Cracked Heat Exchanger: What That Means and What You can Do Next

September 20, 2022

A furnace is almost always a background player for your home, ensuring you're warm across the cold winter months. It regularly won't be noticed until something breaks down.

One root cause might be that your furnace has a cracked heat exchanger. It can be a safety risk, so it’s important to familiarize yourself with the symptoms of a cracked heat exchanger and what you can do if you suspect that is the problem.

What Is a Heat Exchanger in a Furnace?

A heat exchanger helps move heat from the combustion chamber inside your furnace to the air that moves inside the system. It usually accomplishes this using coils or tubes that warm the air while serving as a barrier to keep byproducts produced in the combustion chamber, called flue gasses, from getting out into your home.

Is a Cracked Heat Exchanger Dangerous?

Thanks to its important role, it shouldn't come as a surprise that a broken heat exchanger can be very dangerous. A damaged heat exchanger can allow dangerous gasses – such as carbon monoxide, which can be lethal – to circulate through your home.

For this reason, never use your furnace if you believe it has a cracked heat exchanger, as this could make the whole family ill.

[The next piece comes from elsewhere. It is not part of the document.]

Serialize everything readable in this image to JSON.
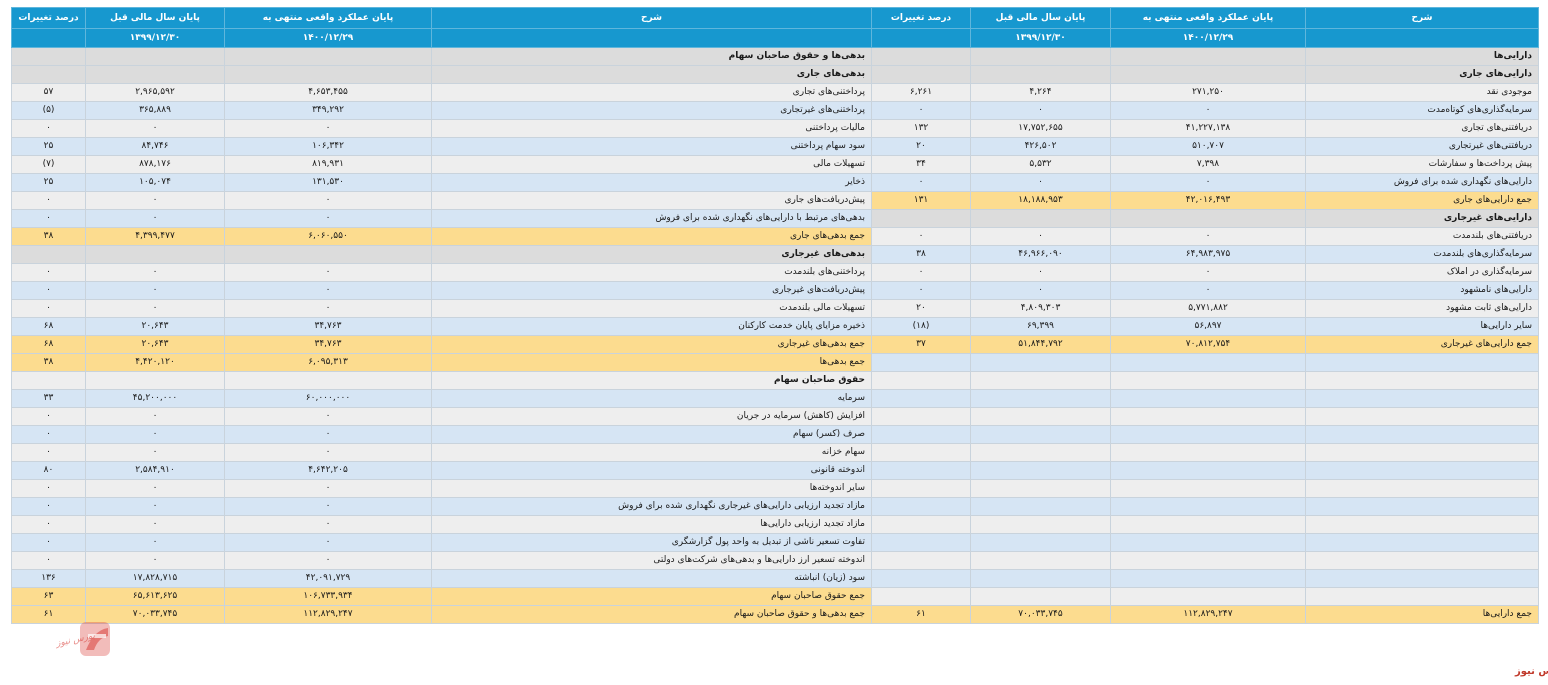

Reach out to an HVAC professional immediately if you are worried your heating has a cracked heat exchanger that should be repaired.

Four Signs of a Cracked Heat Exchanger:

  • Furnace turns off: A crack in your heat exchanger may cause your furnace to shut off.
  • Strange Smells: If the air escaping your furnace has a strong chemical odor, it might be a sign gasses are leaking through cracks in your heat exchanger. These gasses, which may smell like formaldehyde, are a major warning sign.
  • Carbon monoxide alarm is triggered or you notice health problems: If a cracked heat exchanger is emitting carbon monoxide into your home, your carbon monoxide alarm should go off or family members could start experiencing signs of carbon monoxide poisoning. Side effects include headaches, dizziness, weakness, nausea, vomiting or feeling drowsy. If your alarm goes off or you feel unusually tired, exit the home right away and then call for help.
  • Soot: If you see black sooty buildup on the exterior of your furnace, it’s an indication something could be seriously wrong.

What You Should Do if a Furnace Heat Exchanger is Cracked

If you believe your furnace has a cracked heat exchanger, contact a professional well versed in furnace installation Laguna Niguel right away so they can inspect your system and, if required, handle a furnace heat exchanger replacement. Costs should fluctuate depending on the situation, but estimates run in the neighborhood of $1,000 to $3,000.

Fortunately, the good news is that heat exchangers are often protected by the warranty. You should review the warranty paperwork on your furnace, because while the warranty won't always cover the entire cost of repairs, it could significantly lower your bill.

How to Avoid a Cracked Heat Exchanger in Your Home

One of the easiest ways to minimize the risk of problems in your furnace overall is via routine furnace maintenance. Furnaces offer the most benefits when they run efficiently. Contacting a certified professional to examine your furnace for broken-down parts, dirty filters and other potential problems can keep you from getting a big bill later on.

It’s also helpful to review your furnace filters every few months – it’s encouraged some filters be replaced every 90 days or sooner if they are dirty or grimy. While the filters aren't a part of the heat exchanger itself, the strain of pulling air through a clogged filter makes the entire furnace work harder to do its job. And the harder your furnace has to work, the more wear and tear components like the heat exchanger will endure.